Mesajı Okuyun
Old 22-03-2018, 09:03   #2
Yücel Kocabaş

 
Varsayılan

Gerçekten kira sözleşmeleri şekle tabi değildir.Karşılıklı icap ve kabul ile oluşan sözleşmelerdir. Yazılı yapılabileceği gibi sözlü de yapılabilir.Hatta bir konutu kullanıp bir miktar para ödenmesi veya kendisinin taraf olduğu sözleşmenin zımni olarak yenilenmesi ile de sözleşme oluşabilir.Ne var ki ispatı HMK.193 m.göre yıllık kira miktarı itibariyle yazılı şekle tabidir.

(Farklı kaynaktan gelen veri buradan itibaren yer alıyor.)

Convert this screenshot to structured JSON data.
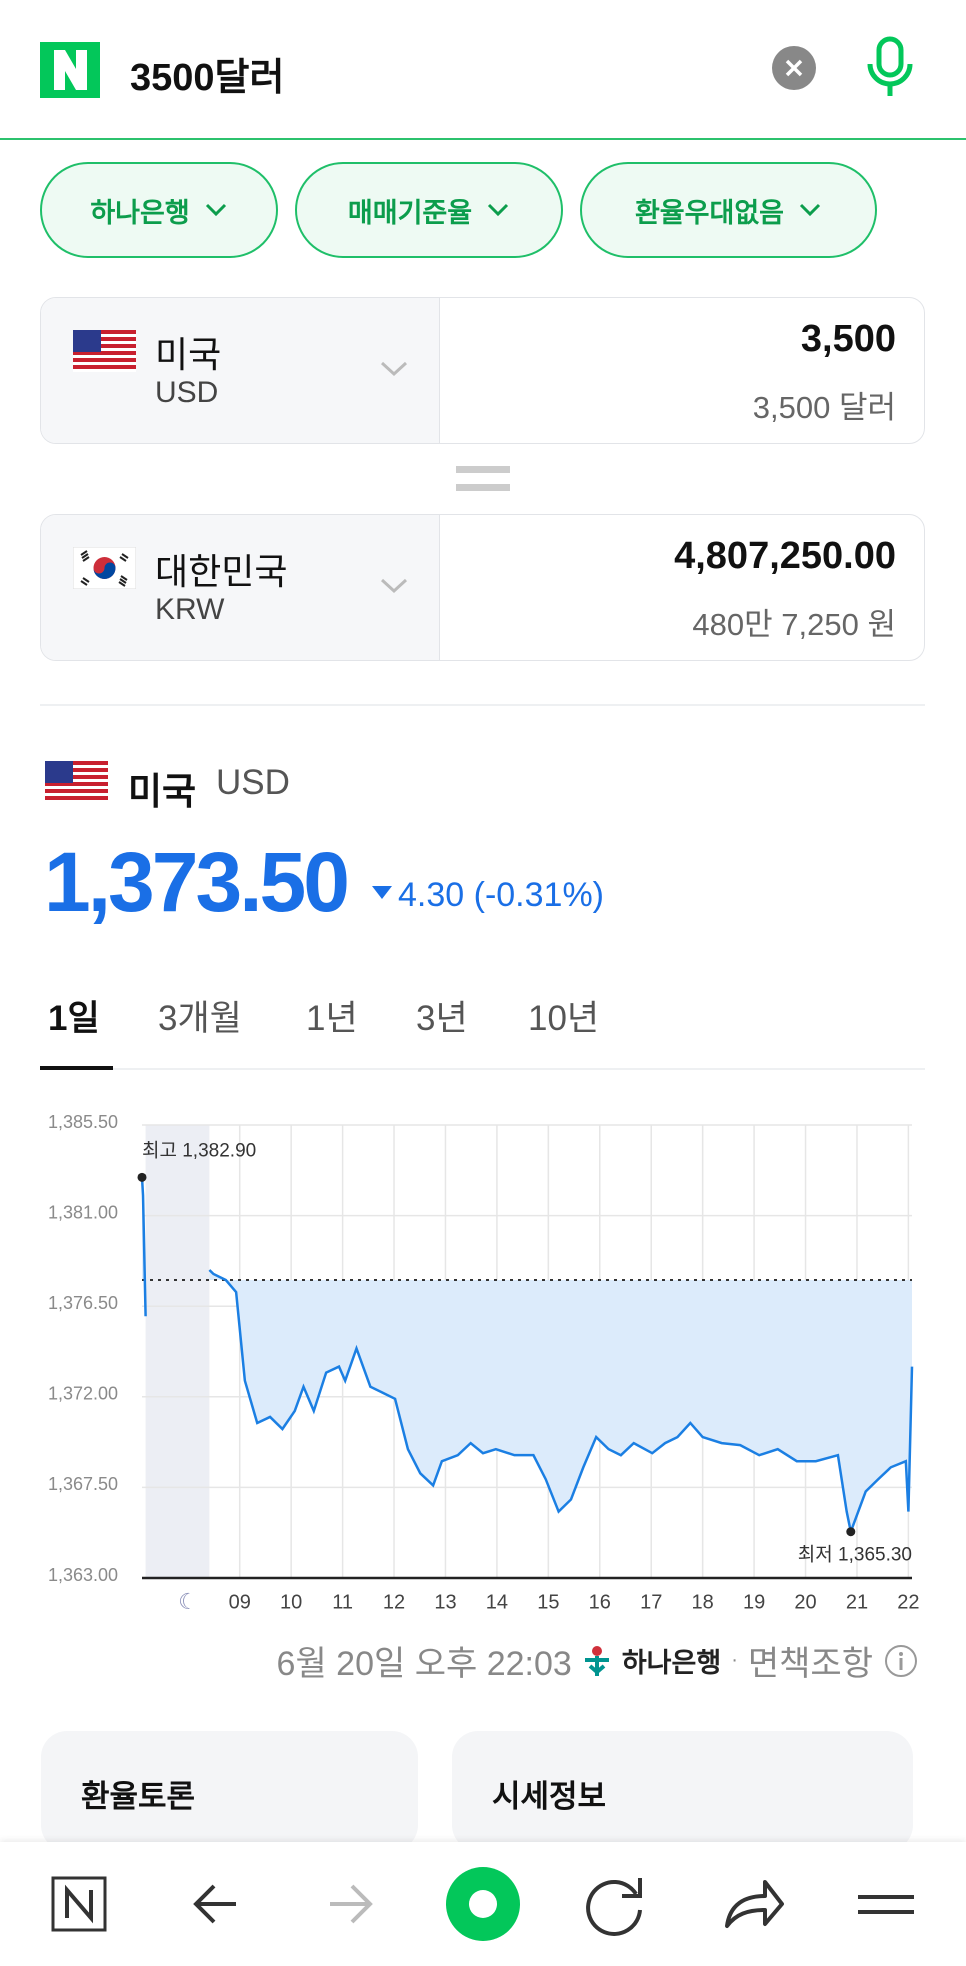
{
  "header": {
    "query": "3500달러"
  },
  "filters": [
    "하나은행",
    "매매기준율",
    "환율우대없음"
  ],
  "converter": {
    "from": {
      "country": "미국",
      "code": "USD",
      "amount": "3,500",
      "amount_words": "3,500 달러"
    },
    "to": {
      "country": "대한민국",
      "code": "KRW",
      "amount": "4,807,250.00",
      "amount_words": "480만 7,250 원"
    }
  },
  "quote": {
    "country": "미국",
    "code": "USD",
    "price": "1,373.50",
    "change": "4.30 (-0.31%)"
  },
  "tabs": [
    "1일",
    "3개월",
    "1년",
    "3년",
    "10년"
  ],
  "chart": {
    "type": "line",
    "x": [
      7.1,
      7.12,
      7.17,
      7.5,
      8.41,
      8.49,
      8.73,
      8.93,
      9.1,
      9.34,
      9.59,
      9.83,
      10.07,
      10.24,
      10.44,
      10.68,
      10.93,
      11.05,
      11.27,
      11.54,
      11.78,
      12.02,
      12.27,
      12.51,
      12.76,
      12.93,
      13.24,
      13.49,
      13.73,
      13.98,
      14.34,
      14.71,
      14.95,
      15.2,
      15.44,
      15.68,
      15.93,
      16.17,
      16.41,
      16.66,
      17.02,
      17.27,
      17.51,
      17.76,
      18.0,
      18.37,
      18.73,
      19.1,
      19.46,
      19.83,
      20.2,
      20.63,
      20.8,
      20.88,
      21.17,
      21.41,
      21.66,
      21.95,
      22.0,
      22.07
    ],
    "series": [
      {
        "color": "#1b7fe3",
        "values": [
          1382.9,
          1382.0,
          1376.0,
          null,
          1378.3,
          1378.1,
          1377.8,
          1377.2,
          1372.8,
          1370.7,
          1371.0,
          1370.4,
          1371.3,
          1372.5,
          1371.3,
          1373.2,
          1373.5,
          1372.8,
          1374.4,
          1372.5,
          1372.2,
          1371.9,
          1369.4,
          1368.2,
          1367.6,
          1368.8,
          1369.1,
          1369.7,
          1369.2,
          1369.4,
          1369.1,
          1369.1,
          1367.9,
          1366.3,
          1366.9,
          1368.5,
          1370.0,
          1369.4,
          1369.1,
          1369.7,
          1369.2,
          1369.7,
          1370.0,
          1370.7,
          1370.0,
          1369.7,
          1369.6,
          1369.1,
          1369.4,
          1368.8,
          1368.8,
          1369.1,
          1366.3,
          1365.3,
          1367.3,
          1367.9,
          1368.5,
          1368.8,
          1366.3,
          1373.5
        ]
      }
    ],
    "fill_color": "#dcebfb",
    "reference_line": 1377.8,
    "shaded_range": [
      7.17,
      8.41
    ],
    "xlim": [
      7.1,
      22.07
    ],
    "ylim": [
      1363,
      1385.5
    ],
    "xticks": [
      {
        "value": 9,
        "label": "09"
      },
      10,
      11,
      12,
      13,
      14,
      15,
      16,
      17,
      18,
      19,
      20,
      21,
      22
    ],
    "yticks": [
      {
        "value": 1363,
        "label": "1,363.00"
      },
      {
        "value": 1367.5,
        "label": "1,367.50"
      },
      {
        "value": 1372,
        "label": "1,372.00"
      },
      {
        "value": 1376.5,
        "label": "1,376.50"
      },
      {
        "value": 1381,
        "label": "1,381.00"
      },
      {
        "value": 1385.5,
        "label": "1,385.50"
      }
    ],
    "grid": true,
    "annotations": [
      {
        "label": "최고 1,382.90",
        "x": 7.1,
        "value": 1382.9
      },
      {
        "label": "최저 1,365.30",
        "x": 20.88,
        "value": 1365.3
      }
    ]
  },
  "footer": {
    "timestamp": "6월 20일 오후 22:03",
    "source": "하나은행",
    "disclaimer": "면책조항"
  },
  "cards": [
    "환율토론",
    "시세정보"
  ]
}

Sözleşmenin başlangıcı ise tanıkla ispat edilebilir.dahi

Soru sahibi de bu konuları araştırmış ve doğru bilgiler vermiştir.Konuyu bu genel bilgiler çerçevesinde ele aldığımızda;taraflar arasında yazılı ve sözlü olarak gerçekleşen bir kira sözleşmesi mevcut değildir. Ev sahibi sadece karşı tarafa gönderdiği ihtarname ile icapta bulunmuş fakat karşı taraf bu icabı açıkça kabul etmediği gibi,kira parasını ödemek gibi zımni bir davranışta da bulunmamıştır. Bu hale göre ortada zımni oluşan bir sözleşmeden de söz edemeyiz.

Bu durumda,karşı taraf konutu haksız işgal eden "fuzuli şagil" durumundadır. Bununla beraber bu aşamada kiraya dayalı icra takibine girişilerek tutumunu netleştirmesi beklenebilir.Kira sözleşmesinin varlığını inkar ederse artık kiraya dayalı dava açmakta hukuki bir yarar sağlanamaz.Bu takdirde karşı taraf aleyhine haksız işgalden dolayı Asliye Mahkemesinde taşınmazdan uzaklaştırılması sureti ile müdahalenin önlenmesi ve ecrimisil davası açılabilir.